Biochemical Analysis

Albumin (ALB), Aspartate transaminase (AST), alanine aminotransferase (ALT), and blood urea nitrogen (BUN) were evaluated by an automatic biochemical analyzer (Roche, Germany).

Measurement of GFR and Albumin/Creatinine Ratio (ACR)

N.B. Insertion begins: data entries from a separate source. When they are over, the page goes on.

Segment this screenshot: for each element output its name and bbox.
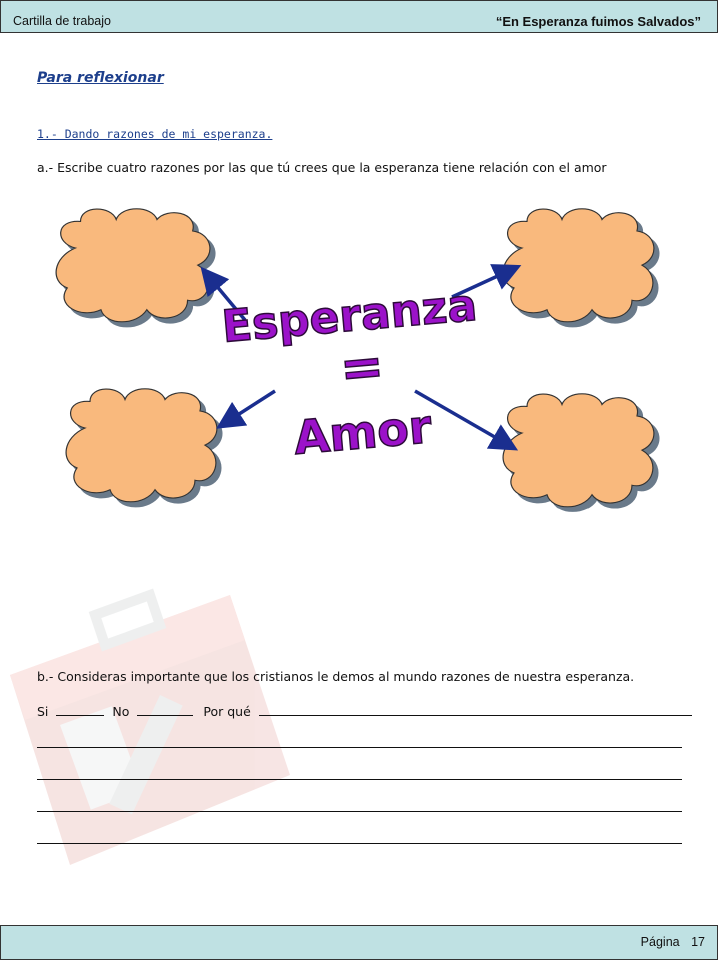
word-amor: Amor [291, 399, 434, 466]
header-bar [0, 0, 718, 33]
section-title: Para reflexionar [37, 70, 164, 86]
instruction-a: a.- Escribe cuatro razones por las que tú crees que la esperanza tiene relación con el amor [37, 160, 607, 175]
footer-bar [0, 925, 718, 960]
page-indicator [641, 935, 705, 949]
answer-line[interactable] [37, 747, 682, 748]
cloud-top-right [503, 209, 654, 322]
header-left-text: Cartilla de trabajo [13, 14, 111, 28]
page-number: 17 [691, 935, 705, 949]
esperanza-amor-diagram [30, 195, 690, 525]
porque-blank[interactable] [259, 703, 692, 716]
instruction-b: b.- Consideras importante que los cristianos le demos al mundo razones de nuestra esperanza. [37, 669, 635, 684]
porque-label: Por qué [203, 704, 251, 719]
answer-line[interactable] [37, 811, 682, 812]
subheading: 1.- Dando razones de mi esperanza. [37, 127, 273, 141]
si-blank[interactable] [56, 703, 104, 716]
header-right-text: “En Esperanza fuimos Salvados” [495, 14, 701, 29]
answer-line[interactable] [37, 843, 682, 844]
word-esperanza: Esperanza [219, 279, 480, 353]
no-label: No [112, 704, 130, 719]
arrow-bottom-left [222, 391, 275, 425]
no-blank[interactable] [137, 703, 193, 716]
answer-line[interactable] [37, 779, 682, 780]
si-label: Si [37, 704, 49, 719]
cloud-top-left [56, 209, 210, 322]
yes-no-row [37, 703, 692, 719]
cloud-bottom-right [503, 394, 654, 507]
word-equals: = [337, 336, 387, 400]
toolbox-watermark-icon [0, 555, 300, 915]
page-label: Página [640, 935, 680, 949]
cloud-bottom-left [66, 389, 217, 502]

For the assessing of GFR in conscious mice, transdermal GFR technology (MediBeacon Inc., Mannheim, Germany) was applied at prespecified time points. At the time of sacrificing, urine was gathered through bladder puncture, and also the ACR was evaluated as discussed previously.^{[ 39 ]}

Complete Blood Count Analysis

Whole blood of mouse was collected for Complete Blood Count using the automated blood cell counter, (CD 3700; Abbott Diagnostics, Santa Clara, CA, USA).

Statistics Analysis

All experiments were replicated for three times and obtained data were presented as mean ± SEM. Data analyzing was performed by the GraphPad Prism (v8.3.0). All statistical tests were comprehensively and clearly illustrated in the parallel figure legends. Using two‐tailed unpaired t‐test, the differences between every two groups were analyzed. The one‐way analysis of variance was utilized for the comparison between groups more than two. Partial correlations were utilized to analyze the therapeutical efficacy of Foe‐TEVs treatment in the allograft model. For above comparisons, P < 0.05 was presented as statistical significance.

Conflict of Interest

The authors declare no conflict of interest.

Supporting information

Supporting Information

Lin J., Lv J., Yu S., Chen Y., Wang H., Chen J., Transcript Engineered Extracellular Vesicles Alleviate Alloreactive Dynamics in Renal Transplantation. Adv. Sci. 2022, 9, 2202633. 10.1002/advs.202202633

Data Availability Statement

The data that support the findings of this study are available from the corresponding author upon reasonable request.